Autor:Jochen Jung [Jung, Jochen]
Die sprache: deu
Format: epub
Herausgeber: Haymon Verlag
veröffentlicht: 2015-05-03T16:00:00+00:00


Sauna

Komm doch.

Wohin?

Komm schon.

Wohin denn?

In die Sauna!

Es war August, weit über Mitte August. Und es war etwa elf Uhr vormittag. Erst vor wenigen Minuten hatte er vom Bus aus über einer Tankstelle das Datum 22. 8. und die Temperaturangabe 28° in roten Neonzeichen abgelesen.

Zur Feier des Tages, sagte sie.

Und zur Feier der Nacht, sagte er, stolz auf seine Schlagfertigkeit. Er wußte natürlich, was sie meinte: Sie kannten sich nun seit 22 Tagen, und am Abend zuvor hatten sie einander entdeckt. Wenn sie auch ein paar Monate älter war als er: beide waren sie 22 Jahre alt.

Und natürlich wußte sie, was er mit der Feier der Nacht gemeint hatte. Es war zum ersten Mal eine ganze Nacht gewesen, die sie miteinander verbracht hatten. Ihre Eltern waren für zwei Tage verreist, und also hatten sie die ganze Wohnung für sich gehabt.

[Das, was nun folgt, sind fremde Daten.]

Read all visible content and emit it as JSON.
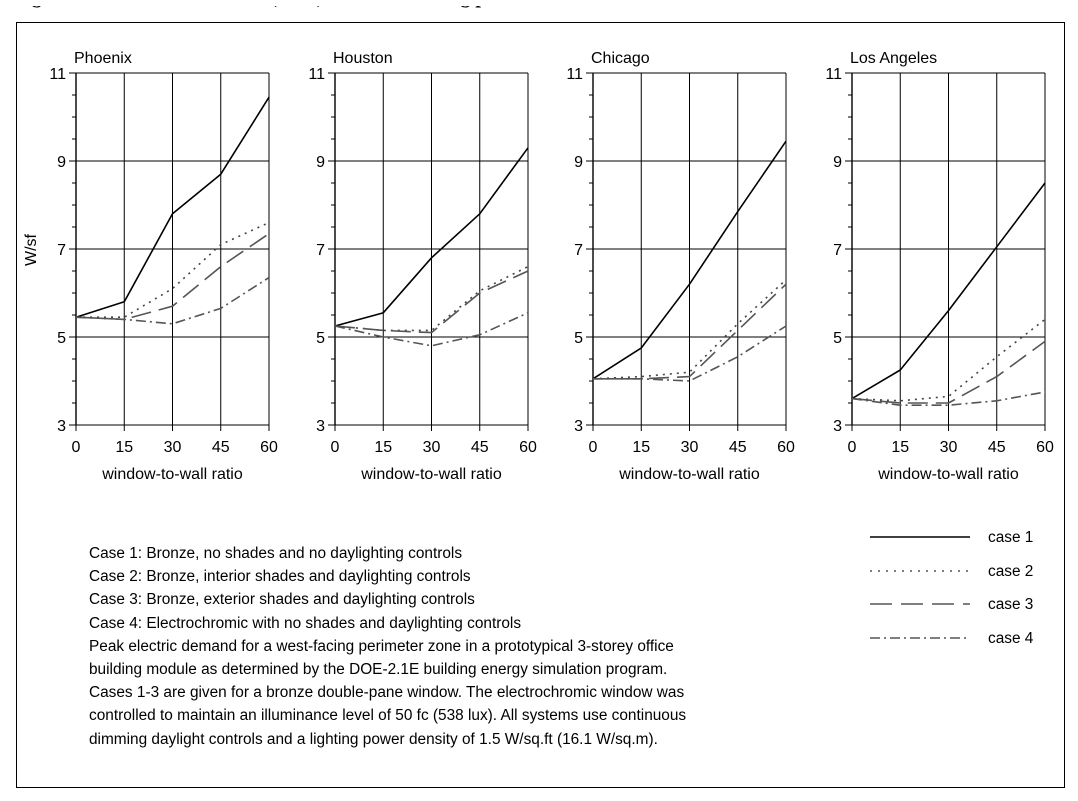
{
  "caption": "Figure: Peak electric demand (W/sf) for a west-facing perimeter zone",
  "chart_data": {
    "type": "line",
    "x": [
      0,
      15,
      30,
      45,
      60
    ],
    "xlabel": "window-to-wall ratio",
    "ylabel": "W/sf",
    "ylim": [
      3,
      11
    ],
    "yticks": [
      3,
      5,
      7,
      9,
      11
    ],
    "grid": true,
    "series_styles": {
      "case 1": "solid",
      "case 2": "dotted",
      "case 3": "long-dash",
      "case 4": "dash-dot"
    },
    "panels": [
      {
        "title": "Phoenix",
        "series": [
          {
            "name": "case 1",
            "values": [
              5.45,
              5.8,
              7.8,
              8.7,
              10.45
            ]
          },
          {
            "name": "case 2",
            "values": [
              5.45,
              5.45,
              6.1,
              7.1,
              7.6
            ]
          },
          {
            "name": "case 3",
            "values": [
              5.45,
              5.4,
              5.7,
              6.6,
              7.35
            ]
          },
          {
            "name": "case 4",
            "values": [
              5.45,
              5.4,
              5.3,
              5.65,
              6.35
            ]
          }
        ]
      },
      {
        "title": "Houston",
        "series": [
          {
            "name": "case 1",
            "values": [
              5.25,
              5.55,
              6.8,
              7.8,
              9.3
            ]
          },
          {
            "name": "case 2",
            "values": [
              5.25,
              5.15,
              5.15,
              6.05,
              6.6
            ]
          },
          {
            "name": "case 3",
            "values": [
              5.25,
              5.15,
              5.1,
              6.0,
              6.5
            ]
          },
          {
            "name": "case 4",
            "values": [
              5.25,
              5.0,
              4.8,
              5.05,
              5.55
            ]
          }
        ]
      },
      {
        "title": "Chicago",
        "series": [
          {
            "name": "case 1",
            "values": [
              4.05,
              4.75,
              6.2,
              7.85,
              9.45
            ]
          },
          {
            "name": "case 2",
            "values": [
              4.05,
              4.1,
              4.2,
              5.3,
              6.3
            ]
          },
          {
            "name": "case 3",
            "values": [
              4.05,
              4.05,
              4.1,
              5.15,
              6.2
            ]
          },
          {
            "name": "case 4",
            "values": [
              4.05,
              4.05,
              4.0,
              4.55,
              5.25
            ]
          }
        ]
      },
      {
        "title": "Los Angeles",
        "series": [
          {
            "name": "case 1",
            "values": [
              3.6,
              4.25,
              5.6,
              7.05,
              8.5
            ]
          },
          {
            "name": "case 2",
            "values": [
              3.6,
              3.55,
              3.65,
              4.55,
              5.4
            ]
          },
          {
            "name": "case 3",
            "values": [
              3.6,
              3.5,
              3.5,
              4.1,
              4.9
            ]
          },
          {
            "name": "case 4",
            "values": [
              3.6,
              3.45,
              3.45,
              3.55,
              3.75
            ]
          }
        ]
      }
    ]
  },
  "notes": [
    "Case 1: Bronze, no shades and no daylighting controls",
    "Case 2: Bronze, interior shades and daylighting controls",
    "Case 3: Bronze, exterior shades and daylighting controls",
    "Case 4: Electrochromic with no shades and daylighting controls",
    "Peak electric demand for a west-facing perimeter zone in a prototypical 3-storey office",
    "building module as determined by the DOE-2.1E building energy simulation program.",
    "Cases 1-3 are given for a bronze double-pane window.  The electrochromic window was",
    "controlled to maintain an illuminance level of 50 fc (538 lux).  All systems use continuous",
    "dimming daylight controls and a lighting power density of 1.5 W/sq.ft (16.1 W/sq.m)."
  ],
  "legend": [
    {
      "label": "case 1",
      "style": "solid"
    },
    {
      "label": "case 2",
      "style": "dotted"
    },
    {
      "label": "case 3",
      "style": "long-dash"
    },
    {
      "label": "case 4",
      "style": "dash-dot"
    }
  ]
}
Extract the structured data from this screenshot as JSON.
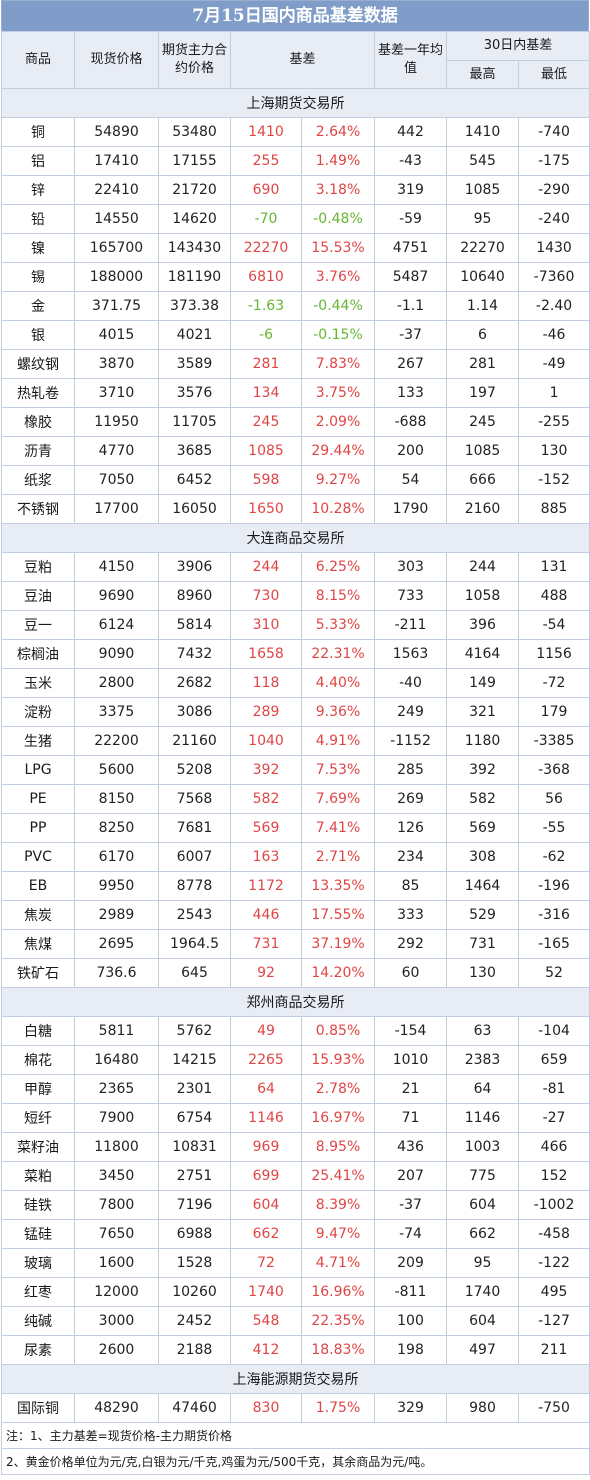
{
  "title": "7月15日国内商品基差数据",
  "headers": {
    "commodity": "商品",
    "spot": "现货价格",
    "futures": "期货主力合约价格",
    "basis": "基差",
    "avg_year": "基差一年均值",
    "range30": "30日内基差",
    "high": "最高",
    "low": "最低"
  },
  "colors": {
    "positive": "#e04545",
    "negative": "#66b533",
    "header_bg": "#7f9dc8"
  },
  "sections": [
    {
      "name": "上海期货交易所",
      "rows": [
        [
          "铜",
          "54890",
          "53480",
          "1410",
          "2.64%",
          "442",
          "1410",
          "-740"
        ],
        [
          "铝",
          "17410",
          "17155",
          "255",
          "1.49%",
          "-43",
          "545",
          "-175"
        ],
        [
          "锌",
          "22410",
          "21720",
          "690",
          "3.18%",
          "319",
          "1085",
          "-290"
        ],
        [
          "铅",
          "14550",
          "14620",
          "-70",
          "-0.48%",
          "-59",
          "95",
          "-240"
        ],
        [
          "镍",
          "165700",
          "143430",
          "22270",
          "15.53%",
          "4751",
          "22270",
          "1430"
        ],
        [
          "锡",
          "188000",
          "181190",
          "6810",
          "3.76%",
          "5487",
          "10640",
          "-7360"
        ],
        [
          "金",
          "371.75",
          "373.38",
          "-1.63",
          "-0.44%",
          "-1.1",
          "1.14",
          "-2.40"
        ],
        [
          "银",
          "4015",
          "4021",
          "-6",
          "-0.15%",
          "-37",
          "6",
          "-46"
        ],
        [
          "螺纹钢",
          "3870",
          "3589",
          "281",
          "7.83%",
          "267",
          "281",
          "-49"
        ],
        [
          "热轧卷",
          "3710",
          "3576",
          "134",
          "3.75%",
          "133",
          "197",
          "1"
        ],
        [
          "橡胶",
          "11950",
          "11705",
          "245",
          "2.09%",
          "-688",
          "245",
          "-255"
        ],
        [
          "沥青",
          "4770",
          "3685",
          "1085",
          "29.44%",
          "200",
          "1085",
          "130"
        ],
        [
          "纸浆",
          "7050",
          "6452",
          "598",
          "9.27%",
          "54",
          "666",
          "-152"
        ],
        [
          "不锈钢",
          "17700",
          "16050",
          "1650",
          "10.28%",
          "1790",
          "2160",
          "885"
        ]
      ]
    },
    {
      "name": "大连商品交易所",
      "rows": [
        [
          "豆粕",
          "4150",
          "3906",
          "244",
          "6.25%",
          "303",
          "244",
          "131"
        ],
        [
          "豆油",
          "9690",
          "8960",
          "730",
          "8.15%",
          "733",
          "1058",
          "488"
        ],
        [
          "豆一",
          "6124",
          "5814",
          "310",
          "5.33%",
          "-211",
          "396",
          "-54"
        ],
        [
          "棕榈油",
          "9090",
          "7432",
          "1658",
          "22.31%",
          "1563",
          "4164",
          "1156"
        ],
        [
          "玉米",
          "2800",
          "2682",
          "118",
          "4.40%",
          "-40",
          "149",
          "-72"
        ],
        [
          "淀粉",
          "3375",
          "3086",
          "289",
          "9.36%",
          "249",
          "321",
          "179"
        ],
        [
          "生猪",
          "22200",
          "21160",
          "1040",
          "4.91%",
          "-1152",
          "1180",
          "-3385"
        ],
        [
          "LPG",
          "5600",
          "5208",
          "392",
          "7.53%",
          "285",
          "392",
          "-368"
        ],
        [
          "PE",
          "8150",
          "7568",
          "582",
          "7.69%",
          "269",
          "582",
          "56"
        ],
        [
          "PP",
          "8250",
          "7681",
          "569",
          "7.41%",
          "126",
          "569",
          "-55"
        ],
        [
          "PVC",
          "6170",
          "6007",
          "163",
          "2.71%",
          "234",
          "308",
          "-62"
        ],
        [
          "EB",
          "9950",
          "8778",
          "1172",
          "13.35%",
          "85",
          "1464",
          "-196"
        ],
        [
          "焦炭",
          "2989",
          "2543",
          "446",
          "17.55%",
          "333",
          "529",
          "-316"
        ],
        [
          "焦煤",
          "2695",
          "1964.5",
          "731",
          "37.19%",
          "292",
          "731",
          "-165"
        ],
        [
          "铁矿石",
          "736.6",
          "645",
          "92",
          "14.20%",
          "60",
          "130",
          "52"
        ]
      ]
    },
    {
      "name": "郑州商品交易所",
      "rows": [
        [
          "白糖",
          "5811",
          "5762",
          "49",
          "0.85%",
          "-154",
          "63",
          "-104"
        ],
        [
          "棉花",
          "16480",
          "14215",
          "2265",
          "15.93%",
          "1010",
          "2383",
          "659"
        ],
        [
          "甲醇",
          "2365",
          "2301",
          "64",
          "2.78%",
          "21",
          "64",
          "-81"
        ],
        [
          "短纤",
          "7900",
          "6754",
          "1146",
          "16.97%",
          "71",
          "1146",
          "-27"
        ],
        [
          "菜籽油",
          "11800",
          "10831",
          "969",
          "8.95%",
          "436",
          "1003",
          "466"
        ],
        [
          "菜粕",
          "3450",
          "2751",
          "699",
          "25.41%",
          "207",
          "775",
          "152"
        ],
        [
          "硅铁",
          "7800",
          "7196",
          "604",
          "8.39%",
          "-37",
          "604",
          "-1002"
        ],
        [
          "锰硅",
          "7650",
          "6988",
          "662",
          "9.47%",
          "-74",
          "662",
          "-458"
        ],
        [
          "玻璃",
          "1600",
          "1528",
          "72",
          "4.71%",
          "209",
          "95",
          "-122"
        ],
        [
          "红枣",
          "12000",
          "10260",
          "1740",
          "16.96%",
          "-811",
          "1740",
          "495"
        ],
        [
          "纯碱",
          "3000",
          "2452",
          "548",
          "22.35%",
          "100",
          "604",
          "-127"
        ],
        [
          "尿素",
          "2600",
          "2188",
          "412",
          "18.83%",
          "198",
          "497",
          "211"
        ]
      ]
    },
    {
      "name": "上海能源期货交易所",
      "rows": [
        [
          "国际铜",
          "48290",
          "47460",
          "830",
          "1.75%",
          "329",
          "980",
          "-750"
        ]
      ]
    }
  ],
  "notes": [
    "注：1、主力基差=现货价格-主力期货价格",
    "2、黄金价格单位为元/克,白银为元/千克,鸡蛋为元/500千克，其余商品为元/吨。"
  ]
}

Sie waren aus dem Bus gestiegen, um ins Kaffeehaus zu gehen, am Fluß entlang, unter den Bäumen. Weil es so heiß war, hatte er für ein paar Augenblicke ihre Hand losgelassen und beiläufig die Feuchtigkeit an der Hose abgewischt.

Im Nu war sie ihm ein, zwei Schritte voraus gewesen, hatte sich mit einem Schwung umgedreht und nun das gesagt. In die Sauna.

Da war ich noch nie.

Dann wird es höchste Zeit.

Ist es aber nicht –

Nein, ist es nicht, und da hatte er ihr schon mit runder Hand den Mund verschlossen, sie gleichzeitig um die Hüfte gefaßt und gesagt: O.k. O.k., wir gehen in die Sauna. Sie sah ihn von der Seite an; was für ein schöner Mensch, was für ein Mensch, sprach es fortwährend in ihr, und der Gedanke, zusammen mit ihm in der Sauna zu sitzen, nackt, aber ohne ihn anfassen zu dürfen, ja ohne überhaupt zu zeigen, daß sie diesen Leib, diesen Menschen kannte! Ja, o ja, das mußte die Spielregel sein: mit Betreten der Sauna so zu tun, als hätten sie einander nie gesehen. Nur Blicke sollten erlaubt sein, die allerdings, wie und wohin man wollte.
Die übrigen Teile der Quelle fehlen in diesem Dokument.